Every worked example, every "Common Pitfall" callout, every carefully worded explanation in this book was shaped by learners who raised their hands and said, "I still don't get it." Students who struggle with a concept and say so are doing the hardest and most valuable thing a learner can do. They are the ones who reveal where a textbook's explanations are insufficient, where its examples are unclear, and where its assumptions about prior knowledge are wrong. This book is better because of the students who refused to nod along when they were confused.

A Note on AI-Assisted Authorship

This textbook was created using AI-assisted generation with human curation, review, and editorial oversight. We believe in full transparency about this process. The initial drafts were generated by large language models, then reviewed and revised by human editors who verified technical accuracy, tested code examples, refined explanations, and ensured pedagogical coherence. We view this as a collaboration between human expertise and AI capability — one that allowed us to produce a comprehensive, free resource at a scale that would have been impractical for a traditional authoring process.

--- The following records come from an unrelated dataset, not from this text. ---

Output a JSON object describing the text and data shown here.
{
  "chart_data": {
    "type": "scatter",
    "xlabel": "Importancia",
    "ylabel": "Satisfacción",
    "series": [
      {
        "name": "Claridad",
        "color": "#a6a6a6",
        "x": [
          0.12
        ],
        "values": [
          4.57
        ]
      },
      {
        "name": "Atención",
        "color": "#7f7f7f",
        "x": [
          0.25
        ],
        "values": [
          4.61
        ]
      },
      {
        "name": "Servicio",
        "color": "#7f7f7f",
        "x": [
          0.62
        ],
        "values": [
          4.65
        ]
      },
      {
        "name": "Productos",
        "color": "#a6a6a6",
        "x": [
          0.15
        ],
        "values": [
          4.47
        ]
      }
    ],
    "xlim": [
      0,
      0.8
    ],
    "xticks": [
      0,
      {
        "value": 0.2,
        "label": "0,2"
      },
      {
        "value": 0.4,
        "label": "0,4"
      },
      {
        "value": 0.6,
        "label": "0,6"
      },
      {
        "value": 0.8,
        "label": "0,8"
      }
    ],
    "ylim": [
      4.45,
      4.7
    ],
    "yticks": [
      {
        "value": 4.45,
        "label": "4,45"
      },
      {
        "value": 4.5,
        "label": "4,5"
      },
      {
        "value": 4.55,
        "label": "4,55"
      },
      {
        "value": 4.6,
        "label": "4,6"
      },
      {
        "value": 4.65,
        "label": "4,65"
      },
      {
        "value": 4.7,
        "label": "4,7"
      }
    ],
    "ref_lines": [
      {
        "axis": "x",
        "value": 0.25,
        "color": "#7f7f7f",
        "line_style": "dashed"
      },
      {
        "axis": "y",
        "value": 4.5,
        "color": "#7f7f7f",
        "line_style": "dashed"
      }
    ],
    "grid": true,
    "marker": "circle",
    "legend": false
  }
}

All code examples have been tested against Python 3.12+. All factual claims have been checked against primary sources where possible, with appropriate hedging where uncertainty exists. Any remaining errors are ours, and we welcome corrections from the community.

You

Finally, thank you — the person reading this right now. You picked up a 1,400-page textbook about a subject you might know nothing about, and you decided to give it a try. That takes guts. That takes curiosity. That's the most important thing a data scientist can have.

Let's make it count.